Millennials demand social impact from investee companies. Can AI be applied for better ESG estimation?
Environment, Social and Governance (ESG) investing is a process where investors consider not only the financial factors but also ESG factors before making an investment decision. While ethical considerations in deciding investments is not new, the adoption has accelerated lately. In fact, in Europe 58.8 per cent of invested assets are run according to an ethical mandate. Moreover, it is projected that millennials could put between $15 trillion – $20 trillion into U.S.-domiciled ESG investments as they demand not just financial returns but also social impact from the investee companies.
Considerable debate centres around the contradictions in impact investing where at times it maybe better to invest in companies in the “dirty fuel” (coal, oil) industry than in ones which flout corruption or child labour norms.
by Mrinal Mishra.
Due to the aforementioned shifting trends, it becomes imperative that wealth managers, investment analysts and family offices are able to use public (and private) information to determine the ESG rating of prospective investments. However, this process is not costless and involves significant investment in terms of time and money to be able to deliver the best possible results. While ratings and self-reported measures (by companies themselves) of ESG do exist, they are not sufficient by themself. This is because a vast wealth of information which could impact ESG rating of companies is in the form of unstructured data (primarily text, images). It is in this context that AI can solve or attempt to make the problem easier to tackle for prospective stakeholders.
AI can make the ESG problem easier to cope with due to its ability to generate better insights when given large amounts of data. Specifically, this can be done in two different ways. First, AI can deal with bigger quantities. A large amount of high frequency news flow, tweets and public reactions can be mapped to be used to generate insights which might be beneficial to the end user. Second, it can deliver better quality. Existing high quality data sources like annual reports and conference calls can be analyzed for tenor and orientation of speech using NLP techniques. This enables one to generate insights which are not evident immediately and require careful reading and analysis to arrive at. AI solutions which solve either of the two or both problems simultaneously can open the doors for a more scientific approach to ESG investing.

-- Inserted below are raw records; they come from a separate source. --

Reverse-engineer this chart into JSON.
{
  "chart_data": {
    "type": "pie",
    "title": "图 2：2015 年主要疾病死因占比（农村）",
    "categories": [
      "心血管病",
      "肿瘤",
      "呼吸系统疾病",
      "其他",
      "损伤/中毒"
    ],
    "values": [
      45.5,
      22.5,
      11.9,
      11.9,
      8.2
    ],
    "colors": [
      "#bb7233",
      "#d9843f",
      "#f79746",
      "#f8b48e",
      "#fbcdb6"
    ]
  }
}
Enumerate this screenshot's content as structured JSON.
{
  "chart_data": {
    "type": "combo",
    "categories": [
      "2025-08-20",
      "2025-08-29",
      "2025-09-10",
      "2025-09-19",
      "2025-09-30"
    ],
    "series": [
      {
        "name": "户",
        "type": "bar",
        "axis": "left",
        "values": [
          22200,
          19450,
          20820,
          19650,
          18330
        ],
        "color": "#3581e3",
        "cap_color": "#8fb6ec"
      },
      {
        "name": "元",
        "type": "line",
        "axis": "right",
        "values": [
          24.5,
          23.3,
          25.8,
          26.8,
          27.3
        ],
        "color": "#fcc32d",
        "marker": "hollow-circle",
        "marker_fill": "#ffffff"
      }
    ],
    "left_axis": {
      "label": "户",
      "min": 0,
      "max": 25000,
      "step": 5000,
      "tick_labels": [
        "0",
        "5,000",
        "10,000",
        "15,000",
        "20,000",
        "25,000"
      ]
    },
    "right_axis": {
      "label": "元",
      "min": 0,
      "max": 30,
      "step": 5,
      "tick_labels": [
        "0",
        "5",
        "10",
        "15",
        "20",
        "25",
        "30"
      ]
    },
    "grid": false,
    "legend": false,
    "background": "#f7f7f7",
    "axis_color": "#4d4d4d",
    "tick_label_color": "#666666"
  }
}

However, challenges to applying AI effectively for better ESG estimation remain. Most of the textual information in the public domain is put out by the companies themselves and thus tends to have a positive bias. Designing cutting edge models cannot be a substitute for poor input data. Hence, even if one trains a well-crafted model on incorrect data, it will ultimately produce erroneous results. While bodies like the Sustainability Accounting Standards Board (SASB) are looking to address this conundrum, the frequency of reports is also a concern. Most assessments and disclosures are published annually (or at most quarterly). This calls for an “outside-in” approach to ESG data acquisition whereby insights should be arrived upon by gathering news and then using it for AI models to deliver high calibre results. Finally, to design supervised models one needs a precise estimate of the universally accepted truth. However, this is not the case yet for ESG factors. There seems to be limited clarity on which variables effectively benchmark the ESG rating of a company thus limiting the predictive ability of supervised learning models. However, on the flip side it presents an opportunity for one to employ unsupervised learning models (supervised learning estimates parameters based on past outcomes where as no such outcomes are required for unsupervised learning) which address the drawbacks faced by supervised models.